Emissions rise from the American Electric Power Co. coal-fired John E. Amos Power Plant in Winfield, West Virginia, on July 18, 2018.

Photo: Luke Sharrett/Bloomberg via Getty Images


Another line in the proposal praises how “workers, their unions and forward-looking employers are powering America’s all-of-the-above energy economy and moving us towards a future fueled by clean and low-emissions energy technology, from renewables to carbon capture and storage to advanced nuclear technology.”

Until fairly recently, “all-of-the-above” had been a bipartisan euphemism to refer to politicians’ openness to including all kinds of fuel in America’s energy landscape, from coal to solar; it’s also an industry talking point. After a series of lengthy debates in the lead-up to the 2016 Democratic National Convention in Philadelphia, the language was nixed from the party platform, an acknowledgement — prompted mainly by Sanders delegates — that continuing to extract and burn certain fuels is incompatible with reining in greenhouse gas emissions.

Writer Bill McKibben, a co-founder of the environmental group 350.org and a Sanders pick for the 2016 platform committee, called it “both scientifically and politically unwise to return to ‘all-of-the-above’ energy policies” in an email to The Intercept. That language, he added, was “explicitly removed from the platform in 2016 because people agreed that the climate danger was immense and that renewable energy was now ready to go. I don’t know where this proposal came from … but right at the moment when all of us are fighting hard to win back the House it seems a threat to the enthusiasm we so badly need. Also, the record temperatures and record wildfires make it an odd week to revert to old ways.”

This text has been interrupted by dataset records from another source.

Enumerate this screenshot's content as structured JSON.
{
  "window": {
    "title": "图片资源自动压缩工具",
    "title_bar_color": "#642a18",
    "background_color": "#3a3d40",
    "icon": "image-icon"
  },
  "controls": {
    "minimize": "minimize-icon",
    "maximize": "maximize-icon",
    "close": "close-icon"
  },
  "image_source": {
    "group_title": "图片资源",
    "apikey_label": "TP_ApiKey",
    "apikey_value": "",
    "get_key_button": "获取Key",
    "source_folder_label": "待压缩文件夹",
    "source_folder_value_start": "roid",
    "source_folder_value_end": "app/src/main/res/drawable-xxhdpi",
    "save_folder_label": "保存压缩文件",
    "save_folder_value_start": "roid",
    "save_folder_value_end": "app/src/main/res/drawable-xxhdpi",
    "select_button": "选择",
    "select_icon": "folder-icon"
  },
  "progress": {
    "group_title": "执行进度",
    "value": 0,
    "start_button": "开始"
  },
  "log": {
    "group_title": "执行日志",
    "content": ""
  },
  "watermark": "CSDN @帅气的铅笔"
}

The proposal comes as around 900 candidates for elected office around the country have signed the No Fossil Fuel Money Pledge, swearing off donations from coal, oil, and gas companies.  

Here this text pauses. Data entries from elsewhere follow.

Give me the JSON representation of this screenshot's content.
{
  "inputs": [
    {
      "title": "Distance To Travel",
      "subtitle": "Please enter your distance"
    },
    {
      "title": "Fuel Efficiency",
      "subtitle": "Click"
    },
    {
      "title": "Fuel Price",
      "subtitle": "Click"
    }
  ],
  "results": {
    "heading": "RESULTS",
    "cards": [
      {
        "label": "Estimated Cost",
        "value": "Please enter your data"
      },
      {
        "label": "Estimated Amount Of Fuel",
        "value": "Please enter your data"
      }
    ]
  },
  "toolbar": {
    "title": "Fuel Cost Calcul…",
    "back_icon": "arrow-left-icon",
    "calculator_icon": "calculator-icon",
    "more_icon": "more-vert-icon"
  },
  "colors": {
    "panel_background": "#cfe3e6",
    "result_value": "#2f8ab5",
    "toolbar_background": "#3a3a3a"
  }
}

Asked whether the language in the proposal around “all-of-the-above” represented a reversal of the party’s position on energy, Hinojosa said in an email, “As stated in our platform, the DNC believes that America must be running entirely on clean energy by mid-century, and any review of our current donations reflects that commitment.” She did not elaborate when questioned further.

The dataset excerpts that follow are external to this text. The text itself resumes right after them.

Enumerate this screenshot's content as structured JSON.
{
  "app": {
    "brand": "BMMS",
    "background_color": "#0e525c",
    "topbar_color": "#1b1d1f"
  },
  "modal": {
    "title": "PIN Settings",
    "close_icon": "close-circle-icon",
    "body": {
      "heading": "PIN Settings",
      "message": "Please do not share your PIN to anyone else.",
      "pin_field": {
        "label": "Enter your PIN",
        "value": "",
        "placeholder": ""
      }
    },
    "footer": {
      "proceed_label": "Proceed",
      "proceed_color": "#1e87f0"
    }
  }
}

Hinojosa did note that the DNC has not accepted donations from fossil fuel industry PACs since it passed the ban in June, which makes its backtracking on the issue all the more baffling.

In effect, the DNC just used organized labor as an excuse to preserve the right of fossil fuel corporations to freely donate and peddle influence within the Democratic Party. Labor higher-ups may well have strong-armed Perez into writing the resolution, but it’s also a convenient cover for some Democrats to continue courting relationships with fossil fuel donors, who, suffice to say, likely aren’t the hardscrabble fossil fuel workers Perez’s proposal references.

Coal, oil, and gas PACs give the majority of their donations to Republicans, but also contribute to a number of Democratic policymakers, including influential party leaders like Rep. Steny Hoyer, D-Md., the House minority whip, who in the 2018 cycle alone has accepted $214,100 from energy companies, much of it from PACs.

In this cycle, too, he’s accepted the third-most donations of any House member from electric utilities. In extraction-heavy states especially — like North Dakota, Oklahoma, and California — industry donations tend to be more bipartisan. And while the DNC itself hasn’t directly accepted contributions from fossil fuel companies since passing its ban in June, the oil and gas industry gave $7.6 million to Democratic candidates at the federal level in 2016, with pipeline companies chipping in an additional $1.5 million. That cycle, energy and natural resources companies gave $2.6 million directly to the DNC.

“You’d think the Democratic Party would want to draw a clear distinction between themselves and Republicans’ climate denial,” Idelson said. “Sending a message to the fossil fuel industry and soliciting their donations again is exactly the wrong direction that the party needs to be headed.”

Top photo: Democratic National Committee (DNC) Chairman Tom Perez speaks at a protest against President Donald Trump’s new travel ban order in Lafayette Square outside the White House on March 6, 2017.